KETAPANG – Dewan Pimpinan Daerah Advokasi Rakyat Nusantara (DPD ARUN) Kalimantan Barat mengecam keras insiden penembakan yang diduga dilakukan oleh oknum anggota TNI Angkatan Udara terhadap seorang warga sipil berinisial M.
Peristiwa itu terjadi pada 28 November 2024 di area Perkebunan PT Minamas, Desa Pelanjau Jaya, Kecamatan Marau, Kabupaten Ketapang.
Ketua DPD ARUN Kalbar, Binsar Tua Ritonga, menyatakan bahwa tindakan kekerasan bersenjata terhadap warga sipil di luar konteks konflik bersenjata merupakan pelanggaran hukum dan hak asasi manusia yang berat.
“Penembakan terhadap warga sipil oleh personel aktif TNI AU adalah bentuk penyalahgunaan wewenang militer. Ini mencederai rasa keadilan masyarakat sipil dan prinsip negara hukum,” ujar Binsar.
Ia menambahkan, tidak ada satu pun alasan yang dapat membenarkan penggunaan senjata oleh aparat negara terhadap warga sipil di luar operasi resmi.
ARUN juga menyoroti klaim bahwa kasus ini telah diselesaikan secara damai. Mereka menilai pendekatan tersebut sebagai bentuk pemutihan sepihak yang berpotensi menghilangkan akses korban terhadap keadilan yang substansial.
“Kami menolak penyelesaian sepihak yang justru mengaburkan pelanggaran hukum. Siapa pun pelakunya, termasuk aparat militer, harus tunduk pada proses hukum pidana,” lanjut Binsar.
ARUN Kalbar Mengajukan Sejumlah Tuntutan:
1. Pemeriksaan dan proses hukum secara transparan terhadap oknum anggota Kopasgat pelaku penembakan, baik melalui peradilan militer maupun, bila perlu, peradilan umum.

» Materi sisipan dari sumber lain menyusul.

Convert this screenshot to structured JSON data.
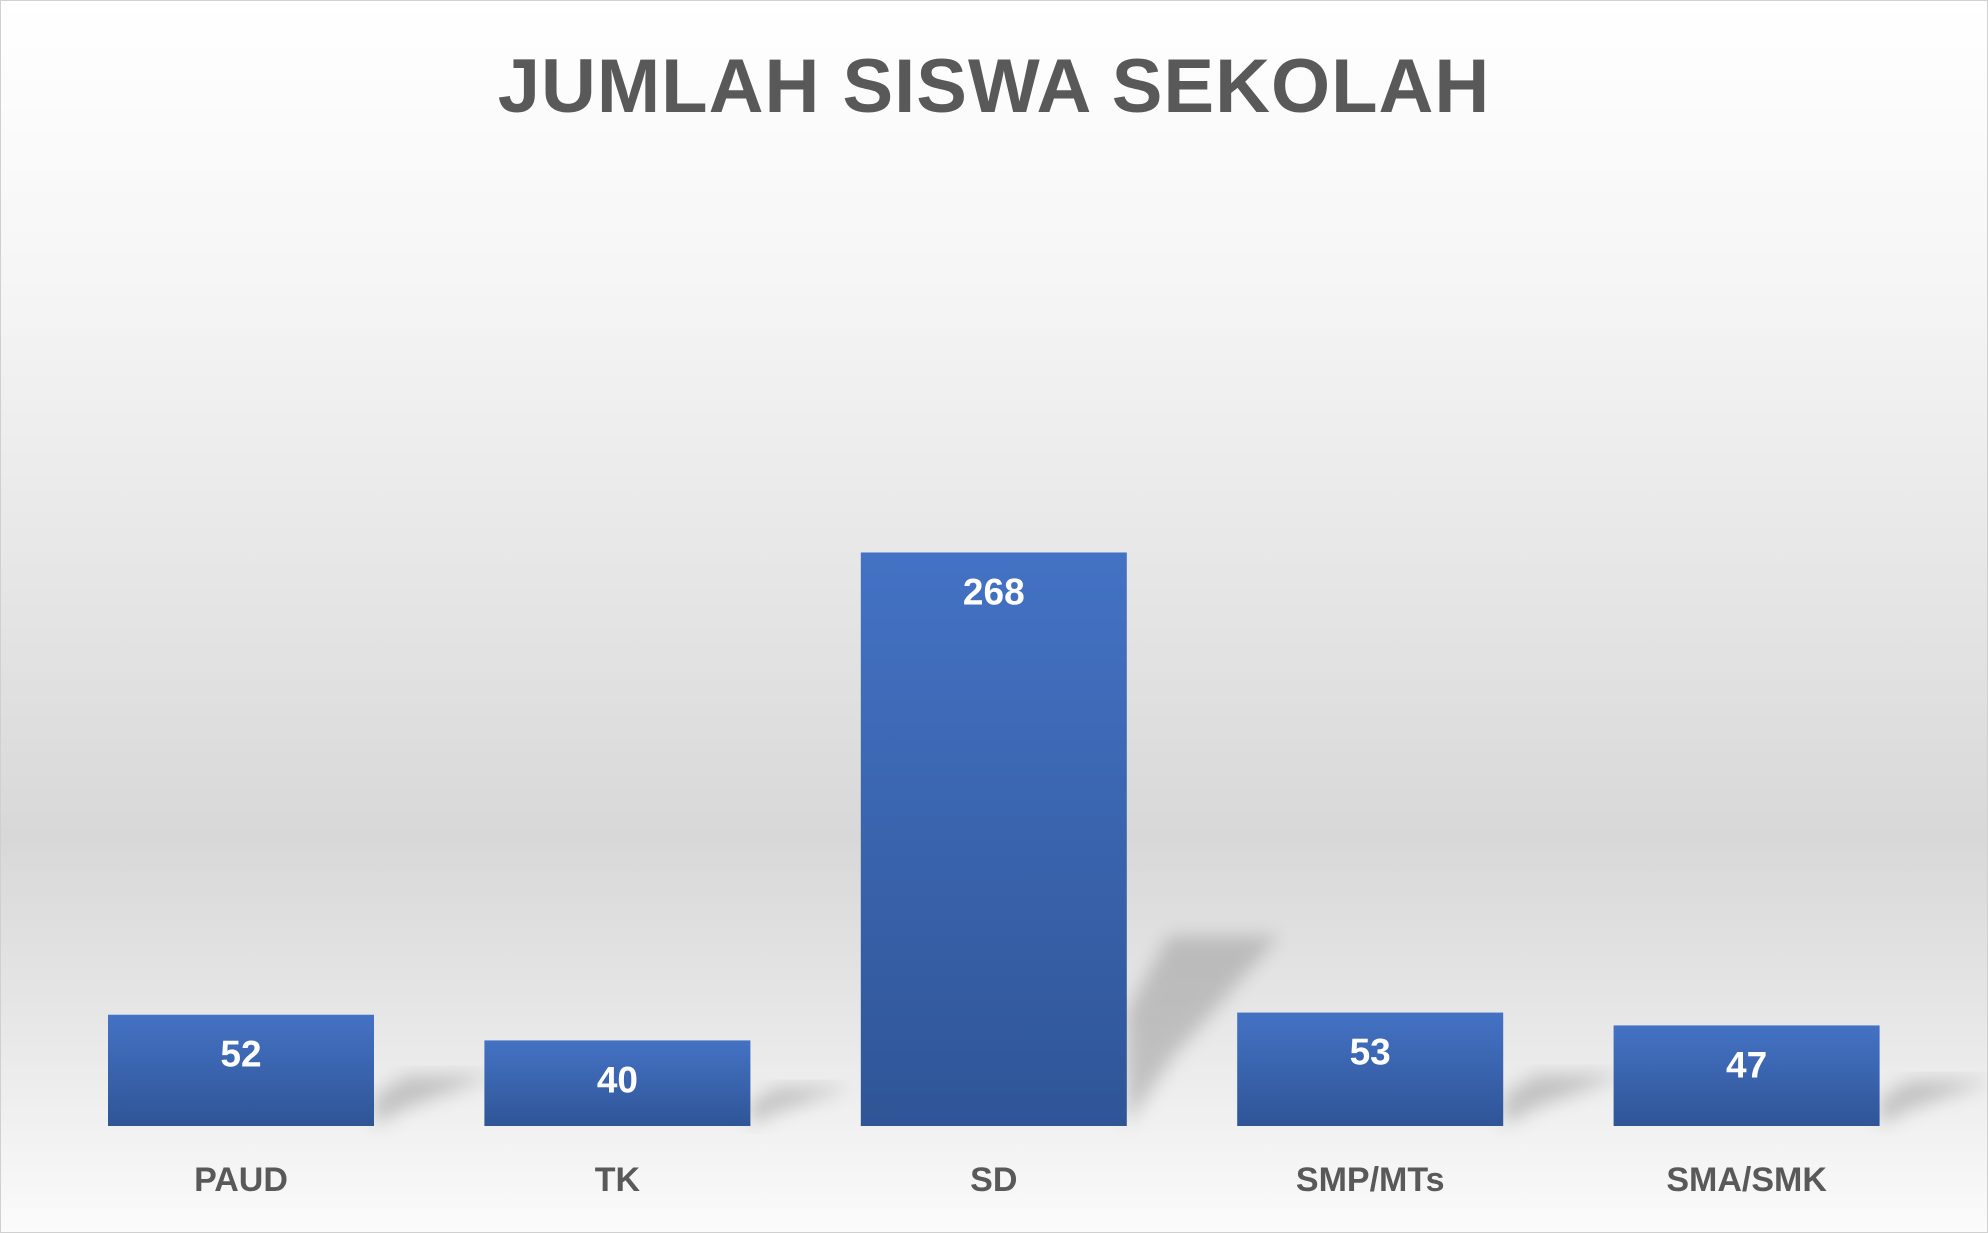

2. Penarikan seluruh personel militer aktif dari wilayah perusahaan swasta, khususnya yang tidak memiliki mandat resmi dari pemerintah pusat.
3. Pemeriksaan terhadap peran PT Minamas dalam menghadirkan unsur militer di area perkebunan.
4. Intervensi dari Komnas HAM dan Komnas Perempuan untuk memastikan perlindungan terhadap hak-hak korban dan keluarganya.
Binsar menegaskan bahwa keberadaan TNI di wilayah perkebunan swasta adalah bentuk penyimpangan dari mandat konstitusional TNI sebagai alat pertahanan negara.
“Negara ini dibentuk untuk melindungi rakyat, bukan korporasi. Jika militer digunakan untuk menjaga kepentingan modal dengan mengorbankan keselamatan warga, itu merupakan ancaman serius terhadap demokrasi dan hak asasi manusia,” katanya.
Sebagai lembaga advokasi, ARUN Kalbar menyatakan komitmennya untuk:
1. Mendampingi korban dan keluarganya dalam proses hukum.
2. Mengajukan laporan resmi kepada Panglima TNI, KASAU, dan Komnas HAM.
3. Mengawal kasus ini hingga keadilan ditegakkan secara nyata.
4. Larangan Keterlibatan Militer Aktif dalam Keamanan Swasta.
“Mengacu pada Undang-Undang Nomor 34 Tahun 2004 tentang Tentara Nasional Indonesia, Pasal 39 menegaskan bahwa Prajurit dilarang terlibat dalam kegiatan bisnis dan kegiatan untuk mencari keuntungan pribadi,” katanya.
Dengan demikian, keterlibatan prajurit aktif dalam pengamanan perusahaan, termasuk perkebunan sawit, bertentangan dengan hukum.
“Selain itu, prinsip netralitas TNI mengharuskan institusi tersebut tidak terlibat dalam urusan bisnis dan politik, kecuali dalam konteks Operasi Militer Selain Perang (OMSP) yang didasarkan pada permintaan resmi pemerintah atau keputusan presiden,” tandasnya.